The extended identity crisis

Identifying and reaching the right audiences is among advertisers’ most important tasks. But what types of data are advertisers, publishers, and their partners using to facilitate targeting? We’ll be covering this and more during our upcoming webinar, "Ad Targeting in the Extended Identity Crisis," on July 15 at 2pm ET. We look forward to seeing you there!

Google’s Chrome Team stress-tested the digital ad world by announcing in early 2020 that the browser—the world’s most popular—would deprecate third-party cookies within two years. Vendors, publishers, agencies, and advertisers scrambled to understand what would take cookies’ place, and how they would identify and target their audiences without them. Google’s announcement in June 2021 that cookie deprecation would be delayed by almost two years has given marketers and their partners more time to test and integrate new solutions—but also a longer period of uncertainty.

As late as Q4 2020, research from email ad monetization platform LiveIntent found that almost eight in 10 US marketers and publishers were still relying primarily on third-party cookies to determine the identity of their audiences. Multiple ad tech execs have told us since June that “advertisers will be transacting on cookies until the day they can’t anymore.”

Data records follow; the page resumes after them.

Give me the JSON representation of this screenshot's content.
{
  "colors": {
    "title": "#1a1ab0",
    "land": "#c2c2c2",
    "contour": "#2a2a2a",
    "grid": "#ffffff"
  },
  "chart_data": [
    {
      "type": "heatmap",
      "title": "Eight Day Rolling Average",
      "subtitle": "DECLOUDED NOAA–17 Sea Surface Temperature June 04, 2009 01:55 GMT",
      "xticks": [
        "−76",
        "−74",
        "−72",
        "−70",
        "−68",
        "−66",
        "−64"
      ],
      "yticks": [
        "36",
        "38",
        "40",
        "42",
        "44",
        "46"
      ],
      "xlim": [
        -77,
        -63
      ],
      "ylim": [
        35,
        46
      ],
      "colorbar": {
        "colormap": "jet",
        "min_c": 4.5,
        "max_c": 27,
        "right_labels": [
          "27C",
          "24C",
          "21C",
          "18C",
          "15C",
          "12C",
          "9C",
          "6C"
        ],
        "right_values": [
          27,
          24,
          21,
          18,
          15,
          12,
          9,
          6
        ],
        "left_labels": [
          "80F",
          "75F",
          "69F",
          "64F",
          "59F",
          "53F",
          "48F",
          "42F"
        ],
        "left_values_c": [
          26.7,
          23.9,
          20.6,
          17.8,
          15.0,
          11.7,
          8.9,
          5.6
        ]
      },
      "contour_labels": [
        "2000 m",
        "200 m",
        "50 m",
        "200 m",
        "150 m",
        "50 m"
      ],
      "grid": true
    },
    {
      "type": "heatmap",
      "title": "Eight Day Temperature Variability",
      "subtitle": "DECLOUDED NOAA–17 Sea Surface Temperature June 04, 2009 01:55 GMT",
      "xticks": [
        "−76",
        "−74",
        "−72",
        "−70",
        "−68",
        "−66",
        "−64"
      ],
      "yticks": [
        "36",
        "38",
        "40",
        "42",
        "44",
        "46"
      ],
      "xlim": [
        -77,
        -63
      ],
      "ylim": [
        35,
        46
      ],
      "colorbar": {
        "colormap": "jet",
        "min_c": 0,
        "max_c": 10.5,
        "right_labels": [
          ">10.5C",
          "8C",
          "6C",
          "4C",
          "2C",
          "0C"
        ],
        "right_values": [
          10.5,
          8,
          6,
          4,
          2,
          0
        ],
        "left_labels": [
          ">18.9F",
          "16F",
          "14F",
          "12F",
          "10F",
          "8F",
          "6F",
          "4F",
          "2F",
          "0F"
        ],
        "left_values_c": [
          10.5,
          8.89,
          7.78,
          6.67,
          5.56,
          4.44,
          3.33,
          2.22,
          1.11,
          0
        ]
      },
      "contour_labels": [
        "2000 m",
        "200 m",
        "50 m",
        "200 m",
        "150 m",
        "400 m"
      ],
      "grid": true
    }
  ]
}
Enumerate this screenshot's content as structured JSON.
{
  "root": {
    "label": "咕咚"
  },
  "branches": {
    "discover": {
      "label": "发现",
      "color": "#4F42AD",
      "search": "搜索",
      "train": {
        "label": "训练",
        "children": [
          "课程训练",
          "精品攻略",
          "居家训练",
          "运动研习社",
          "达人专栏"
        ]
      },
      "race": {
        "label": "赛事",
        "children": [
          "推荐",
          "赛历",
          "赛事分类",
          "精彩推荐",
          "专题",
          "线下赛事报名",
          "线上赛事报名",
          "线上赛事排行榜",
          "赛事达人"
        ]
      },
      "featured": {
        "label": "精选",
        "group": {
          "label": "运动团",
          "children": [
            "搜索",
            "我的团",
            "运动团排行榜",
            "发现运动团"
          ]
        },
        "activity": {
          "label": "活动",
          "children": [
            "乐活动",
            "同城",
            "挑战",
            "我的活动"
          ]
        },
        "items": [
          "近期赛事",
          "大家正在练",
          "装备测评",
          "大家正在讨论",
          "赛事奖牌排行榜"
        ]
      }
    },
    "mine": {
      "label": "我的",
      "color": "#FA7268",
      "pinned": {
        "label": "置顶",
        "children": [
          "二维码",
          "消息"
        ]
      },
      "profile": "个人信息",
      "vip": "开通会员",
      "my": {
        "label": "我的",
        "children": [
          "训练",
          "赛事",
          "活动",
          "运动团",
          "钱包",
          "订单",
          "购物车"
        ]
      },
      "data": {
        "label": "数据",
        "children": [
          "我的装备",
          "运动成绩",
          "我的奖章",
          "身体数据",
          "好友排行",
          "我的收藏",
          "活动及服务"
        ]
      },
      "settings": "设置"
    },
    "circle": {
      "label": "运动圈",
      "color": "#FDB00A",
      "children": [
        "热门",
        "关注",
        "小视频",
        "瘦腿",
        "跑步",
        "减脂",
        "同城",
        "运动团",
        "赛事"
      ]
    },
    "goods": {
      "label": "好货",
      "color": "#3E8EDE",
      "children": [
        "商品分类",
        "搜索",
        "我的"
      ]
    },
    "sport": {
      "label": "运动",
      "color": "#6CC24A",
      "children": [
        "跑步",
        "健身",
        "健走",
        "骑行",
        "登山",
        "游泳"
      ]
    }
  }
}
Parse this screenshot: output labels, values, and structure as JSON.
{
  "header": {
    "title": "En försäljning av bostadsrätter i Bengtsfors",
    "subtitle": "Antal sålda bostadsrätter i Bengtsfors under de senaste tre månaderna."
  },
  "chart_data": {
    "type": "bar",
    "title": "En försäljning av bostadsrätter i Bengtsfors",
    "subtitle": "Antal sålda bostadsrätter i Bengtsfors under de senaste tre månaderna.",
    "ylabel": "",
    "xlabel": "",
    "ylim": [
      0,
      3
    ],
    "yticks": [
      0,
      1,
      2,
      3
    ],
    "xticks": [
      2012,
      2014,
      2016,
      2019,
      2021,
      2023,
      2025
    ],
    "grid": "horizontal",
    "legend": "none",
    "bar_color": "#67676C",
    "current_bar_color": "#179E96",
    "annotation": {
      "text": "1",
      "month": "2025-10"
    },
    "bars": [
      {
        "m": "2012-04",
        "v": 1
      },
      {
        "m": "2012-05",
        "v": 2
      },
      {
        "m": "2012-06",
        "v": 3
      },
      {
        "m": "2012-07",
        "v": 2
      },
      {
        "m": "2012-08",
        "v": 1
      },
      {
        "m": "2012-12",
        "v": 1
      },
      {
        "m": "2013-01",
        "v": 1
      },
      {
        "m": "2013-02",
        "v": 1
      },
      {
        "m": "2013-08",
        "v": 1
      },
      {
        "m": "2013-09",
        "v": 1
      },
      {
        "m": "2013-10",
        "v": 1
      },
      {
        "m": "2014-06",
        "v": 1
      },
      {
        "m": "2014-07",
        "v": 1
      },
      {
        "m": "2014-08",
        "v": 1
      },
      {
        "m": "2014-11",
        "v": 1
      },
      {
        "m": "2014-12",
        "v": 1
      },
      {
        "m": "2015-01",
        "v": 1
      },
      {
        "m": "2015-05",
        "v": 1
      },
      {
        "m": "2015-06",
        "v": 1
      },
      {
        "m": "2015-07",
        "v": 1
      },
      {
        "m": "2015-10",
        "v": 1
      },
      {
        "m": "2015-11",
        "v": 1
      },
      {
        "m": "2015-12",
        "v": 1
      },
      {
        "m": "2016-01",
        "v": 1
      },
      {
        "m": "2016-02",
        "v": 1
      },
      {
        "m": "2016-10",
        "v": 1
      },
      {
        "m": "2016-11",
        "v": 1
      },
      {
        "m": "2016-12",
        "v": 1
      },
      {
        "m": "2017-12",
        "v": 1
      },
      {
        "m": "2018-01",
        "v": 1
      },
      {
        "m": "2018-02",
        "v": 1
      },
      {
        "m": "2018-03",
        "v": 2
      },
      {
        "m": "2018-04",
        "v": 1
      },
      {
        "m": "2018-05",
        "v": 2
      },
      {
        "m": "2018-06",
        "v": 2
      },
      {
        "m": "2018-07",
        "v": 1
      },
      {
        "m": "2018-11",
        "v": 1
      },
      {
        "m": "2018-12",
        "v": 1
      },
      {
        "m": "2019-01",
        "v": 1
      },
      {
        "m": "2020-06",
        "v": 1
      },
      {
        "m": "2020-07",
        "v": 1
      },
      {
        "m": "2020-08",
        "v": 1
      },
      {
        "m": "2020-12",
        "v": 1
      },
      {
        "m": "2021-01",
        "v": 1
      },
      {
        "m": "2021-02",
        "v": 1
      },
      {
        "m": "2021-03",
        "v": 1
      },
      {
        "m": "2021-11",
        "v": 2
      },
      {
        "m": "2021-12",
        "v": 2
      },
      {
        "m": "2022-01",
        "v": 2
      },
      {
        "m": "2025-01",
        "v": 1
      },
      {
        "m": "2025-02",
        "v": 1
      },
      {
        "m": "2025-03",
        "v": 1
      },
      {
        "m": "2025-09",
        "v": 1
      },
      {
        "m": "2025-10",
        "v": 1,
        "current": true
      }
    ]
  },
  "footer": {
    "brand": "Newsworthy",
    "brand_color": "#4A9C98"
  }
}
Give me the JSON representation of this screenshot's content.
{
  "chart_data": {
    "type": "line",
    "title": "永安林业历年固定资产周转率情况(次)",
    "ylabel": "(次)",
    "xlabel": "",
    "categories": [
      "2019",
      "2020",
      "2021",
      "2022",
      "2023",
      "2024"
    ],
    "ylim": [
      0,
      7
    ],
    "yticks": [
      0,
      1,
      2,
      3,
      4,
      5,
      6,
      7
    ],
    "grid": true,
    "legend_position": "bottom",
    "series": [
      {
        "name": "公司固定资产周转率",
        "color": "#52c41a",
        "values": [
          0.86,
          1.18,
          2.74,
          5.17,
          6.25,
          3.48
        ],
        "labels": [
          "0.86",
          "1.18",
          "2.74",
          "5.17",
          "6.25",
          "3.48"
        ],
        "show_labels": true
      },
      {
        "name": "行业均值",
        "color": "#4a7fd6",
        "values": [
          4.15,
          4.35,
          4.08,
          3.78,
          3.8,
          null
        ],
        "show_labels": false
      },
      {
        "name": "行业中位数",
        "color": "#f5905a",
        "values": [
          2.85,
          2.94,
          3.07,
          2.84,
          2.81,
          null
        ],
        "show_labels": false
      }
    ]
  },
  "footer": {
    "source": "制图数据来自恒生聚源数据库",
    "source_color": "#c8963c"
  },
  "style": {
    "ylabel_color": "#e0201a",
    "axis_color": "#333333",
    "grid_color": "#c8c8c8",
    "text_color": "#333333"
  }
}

The exact targeting options that will exist after cookie deprecation are unknown, because Google’s Privacy Sandbox proposals are all on a delayed timetable. The main Privacy Sandbox targeting-related proposals are:

  • Federated Learning of Cohorts (FLoC). Machine learning within the browser analyzes the web history of that browser and matches it up with thousands of other browsers with a similar web history. Each cohort, or FLoC, is assigned an identifier that can be used to target ads, and the assignment is updated regularly.
  • First Locally-Executed Decisions over Groups (FLEDGe). This is the Privacy Sandbox proposal to replicate retargeting.

The Privacy Sandbox proposals are meant to cover impressions to users that aren’t authenticated (i.e., logged in) or enriched with data in some other fashion (e.g., as part of a publisher-created audience segment based on behavior over time on a single domain). We expect these proposals to eventually constitute a “bottom tier” of targeting options, where advertisers can continue to reach users at a one-to-one or otherwise microtargeted level in some logged-in environments and can use probabilistic methods of identifying users in some other environments as well.

Google’s delay wasn’t exactly unprecedented. Apple had originally announced its AppTrackingTransparency (ATT) framework would go into effect in September 2020, and that change was put off until April 26, 2021. Under ATT, users must opt in to allow advertisers to track them across devices, on a per-app basis. Previously, users had been able to opt out of sharing their Identifier for Advertisers (IDFA). App developers and other advertisers expected opt-ins to be low.

Mobile measurement partner AppsFlyer reported that during the last week of June, 40% of US users who were shown an ATT prompt opted in to tracking, translating to an average of 36% per app. Not all users are shown the prompt—some aren’t, and are simply set not to be tracked, like those who had already turned on Limit Ad Tracking (LAT).

AppsFlyer also reported finding that IDFA availability could be affected by the way app developers set up their SDKs to load. If developers make sure to call their attribution SDK a few seconds after displaying the prompt, they can make sure to capture all possible IDFAs. AppsFlyer reported that at the end of June, apps that made sure to trigger its SDK after the prompt had a 25% IDFA availability rate in the US, compared to a rate of 14% among apps where the SDK wasn’t timed this way.